The story is comparable to Funny People by following an established comedian who has lost their voice after years of success and easy living. Emmy and Golden Globe awards litter Katherine’s fancy New York City home. Happiness, however, remains unsighted. Threats from her new boss, Caroline (Amy Ryan), to replace her with a younger, douchebag male comedian (Ike Barinholtz) kicks Katherine into gear. Meanwhile, Molly slowly convinces her that making more political and social jokes is imperative (and no duh guys! Look at the success of John Oliver and Seth Meyers).
Molly and Katherine’s relationship is the most interesting aspect compared to several forced, unnecessary ones.

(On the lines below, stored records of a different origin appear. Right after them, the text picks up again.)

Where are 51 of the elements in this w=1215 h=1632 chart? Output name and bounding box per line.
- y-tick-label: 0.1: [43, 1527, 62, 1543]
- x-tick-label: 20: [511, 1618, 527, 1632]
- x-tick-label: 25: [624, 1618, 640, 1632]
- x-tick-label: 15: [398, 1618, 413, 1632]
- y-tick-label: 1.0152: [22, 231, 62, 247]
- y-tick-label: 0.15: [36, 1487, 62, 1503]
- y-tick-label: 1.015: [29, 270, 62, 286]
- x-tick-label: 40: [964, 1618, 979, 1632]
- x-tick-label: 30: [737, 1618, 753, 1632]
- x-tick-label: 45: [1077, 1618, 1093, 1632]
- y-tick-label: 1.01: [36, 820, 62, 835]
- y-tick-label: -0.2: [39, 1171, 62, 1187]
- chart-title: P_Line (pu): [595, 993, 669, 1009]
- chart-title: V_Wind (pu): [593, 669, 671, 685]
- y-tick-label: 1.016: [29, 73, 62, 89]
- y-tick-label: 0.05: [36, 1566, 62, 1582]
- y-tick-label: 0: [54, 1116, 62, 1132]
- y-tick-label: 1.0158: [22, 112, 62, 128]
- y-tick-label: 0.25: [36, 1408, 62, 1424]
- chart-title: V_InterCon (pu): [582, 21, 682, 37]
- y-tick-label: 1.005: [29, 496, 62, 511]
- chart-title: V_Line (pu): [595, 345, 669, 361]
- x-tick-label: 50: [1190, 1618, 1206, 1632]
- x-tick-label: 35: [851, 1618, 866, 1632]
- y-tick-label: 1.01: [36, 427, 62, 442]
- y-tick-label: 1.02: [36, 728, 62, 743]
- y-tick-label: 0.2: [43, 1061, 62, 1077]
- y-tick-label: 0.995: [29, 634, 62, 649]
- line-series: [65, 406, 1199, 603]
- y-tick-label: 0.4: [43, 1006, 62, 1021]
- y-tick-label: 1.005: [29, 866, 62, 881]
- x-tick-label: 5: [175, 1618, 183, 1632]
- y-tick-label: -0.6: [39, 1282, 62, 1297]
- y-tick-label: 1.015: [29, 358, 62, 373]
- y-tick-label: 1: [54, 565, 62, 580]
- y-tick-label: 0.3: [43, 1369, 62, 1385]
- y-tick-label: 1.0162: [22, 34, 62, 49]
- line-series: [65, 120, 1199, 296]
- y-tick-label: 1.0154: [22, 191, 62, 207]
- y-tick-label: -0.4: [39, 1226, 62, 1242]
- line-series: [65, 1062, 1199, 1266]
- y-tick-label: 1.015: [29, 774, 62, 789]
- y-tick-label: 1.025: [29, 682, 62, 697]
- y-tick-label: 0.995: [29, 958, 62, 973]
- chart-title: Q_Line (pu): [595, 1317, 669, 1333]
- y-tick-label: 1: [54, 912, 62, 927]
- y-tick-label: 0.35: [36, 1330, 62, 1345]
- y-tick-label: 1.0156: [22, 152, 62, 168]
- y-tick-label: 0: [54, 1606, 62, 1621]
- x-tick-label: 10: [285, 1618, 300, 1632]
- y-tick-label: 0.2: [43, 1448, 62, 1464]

For example, a contrived romance between Molly and a hunky staff writer, Charlie (Hugh Dancy), is a snooze. While an extra-material affair between Katherine and Charlie is more interesting, especially with Katherine’s husband (John Lithgow) at home suffering from Parkinson’s disease (I told you she was an anti-hero).
Despite the immense shadow that Thompson casts over the actors, Mindy Kaling shines as a comedic presence. It is fitting that Kaling melds into her character easily since she wrote the screenplay. While Katherine’s journey towards her twilight years is worth watching. The first and second acts are original enough but the clichéd Hollywood ending diminishes proceedings. The Blu-ray special features are a worthy partner to this distaff movie with great insight into the making of this all female production (the director, writer, and leads all being women). The cast interviews and a real look into women’s relationship with the comedy world are all must-sees.
Genre – Comedy/Drama
Primary Format – Blu-ray
Label – Roadshow Entertainment
Subtitles – English Closed Captions
Rating – M
Year of Release – 2019
Summary: Mindy Kaling shines as a comedic presence and the first and second acts are original enough. However, the clichéd Hollywood ending diminishes proceedings.